Я взял сигареты и побрел под фикус. Итак, мои посещения подвала не остались незамеченными. Это раз. Мне угрожают. Это два. А значит, я на верном пути. Кто и как мог меня разыскать? Могли проследить, куда я вчера направился после посещения Хуторов, но направился-то я не в редакцию, а в библиотеку, к фэнам. Значит, решение — как в задачке для первоклассников: нашли меня по моему же удостоверению, которое я показывал обитателям Хуторов, и значит, полезные советы по телефону дает мне кто-то из тех добрых молодцев-старшеклассников и пэтэушников. А еще это значит, что дело серьезное. Конечно, рассуждал я, можно прямо сейчас позвонить в милицию и предложить прочесать подвал — но вдруг Костя в чем-то замешан? Нет, решил я, будем идти уже намеченным путем.
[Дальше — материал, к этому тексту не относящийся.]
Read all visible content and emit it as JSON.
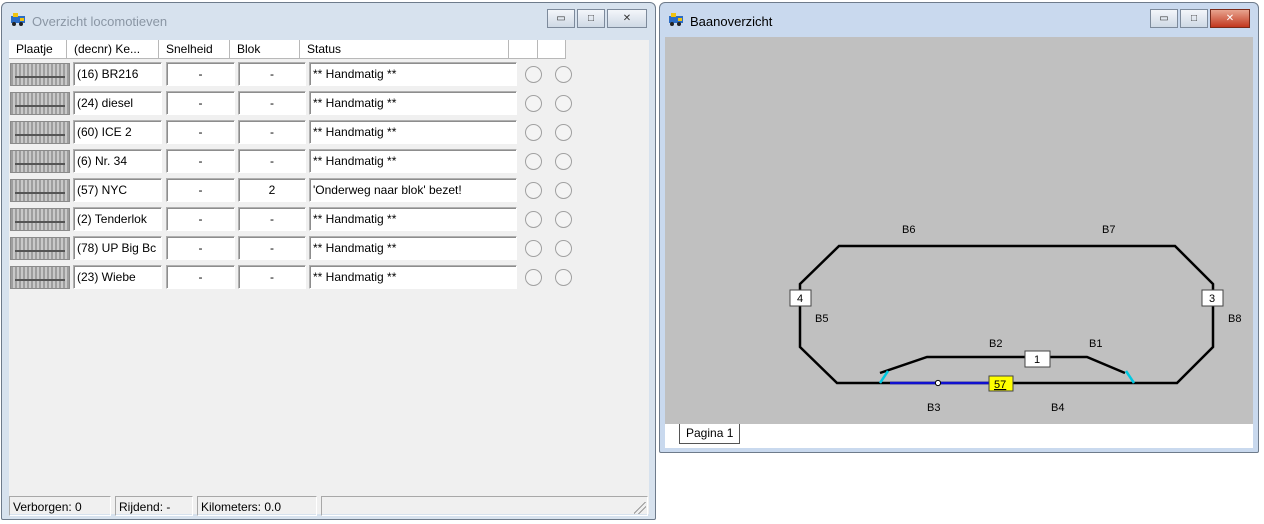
{
  "loco_window": {
    "title": "Overzicht locomotieven",
    "columns": [
      "Plaatje",
      "(decnr) Ke...",
      "Snelheid",
      "Blok",
      "Status",
      "",
      ""
    ],
    "rows": [
      {
        "name": "(16) BR216",
        "speed": "-",
        "block": "-",
        "status": "** Handmatig **"
      },
      {
        "name": "(24) diesel",
        "speed": "-",
        "block": "-",
        "status": "** Handmatig **"
      },
      {
        "name": "(60) ICE 2",
        "speed": "-",
        "block": "-",
        "status": "** Handmatig **"
      },
      {
        "name": "(6) Nr. 34",
        "speed": "-",
        "block": "-",
        "status": "** Handmatig **"
      },
      {
        "name": "(57) NYC",
        "speed": "-",
        "block": "2",
        "status": "'Onderweg naar blok' bezet!"
      },
      {
        "name": "(2) Tenderlok",
        "speed": "-",
        "block": "-",
        "status": "** Handmatig **"
      },
      {
        "name": "(78) UP Big Bc",
        "speed": "-",
        "block": "-",
        "status": "** Handmatig **"
      },
      {
        "name": "(23) Wiebe",
        "speed": "-",
        "block": "-",
        "status": "** Handmatig **"
      }
    ],
    "statusbar": {
      "hidden": "Verborgen: 0",
      "driving": "Rijdend: -",
      "kilometers": "Kilometers: 0.0"
    }
  },
  "track_window": {
    "title": "Baanoverzicht",
    "tab": "Pagina 1",
    "block_labels": {
      "b1": "B1",
      "b2": "B2",
      "b3": "B3",
      "b4": "B4",
      "b5": "B5",
      "b6": "B6",
      "b7": "B7",
      "b8": "B8"
    },
    "markers": {
      "m4": "4",
      "m3": "3",
      "m1": "1",
      "m57": "57"
    },
    "colors": {
      "track": "#000000",
      "occupied_track": "#1010d0",
      "turnout": "#00c8e0",
      "loco_marker": "#ffff00",
      "canvas": "#c0c0c0"
    }
  },
  "window_buttons": {
    "minimize": "▭",
    "maximize": "□",
    "close": "✕"
  }
}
Я разыскал нашего завхоза Кузьмича и, зная его страсть хранить «на всякий пожарный» в своей кладовке все что угодно, выпросил у него под честное слово хороший карманный фонарик, пообещав принести за это дефицитные нынче батарейки. Кузьмич не устоял под напором моего красноречия, но строго-настрого наказал «почем зря не светить».
День тянулся подобно пастернаковскому, только без положительных эмоций того стихотворения, я что-то читал, вернее, скользил глазами по тексту, не проникая в смысл, и старался мысленным усилием, в парапсихологическом ключе, подогнать стрелки часов, словно прилипшие к циферблату.
В обеденный перерыв я никуда не пошел, ограничившись табачной диетой под фикусом. А потом не выдержал и все-таки позвонил Наташе.
— Здравствуй, Наташа, — неуверенно сказал я, когда ее позвали к телефону. — Извини, что нарушил запрет, но мне показалось — ты исчезла насовсем… Или мне все это приснилось.
— Господи, Алеша! У меня то же самое. Все почему-то не решалась позвонить. Думала, позвоню, а мне ответят: да тут никогда такого и не было, не знаем никакого Панова. Ты не сердишься?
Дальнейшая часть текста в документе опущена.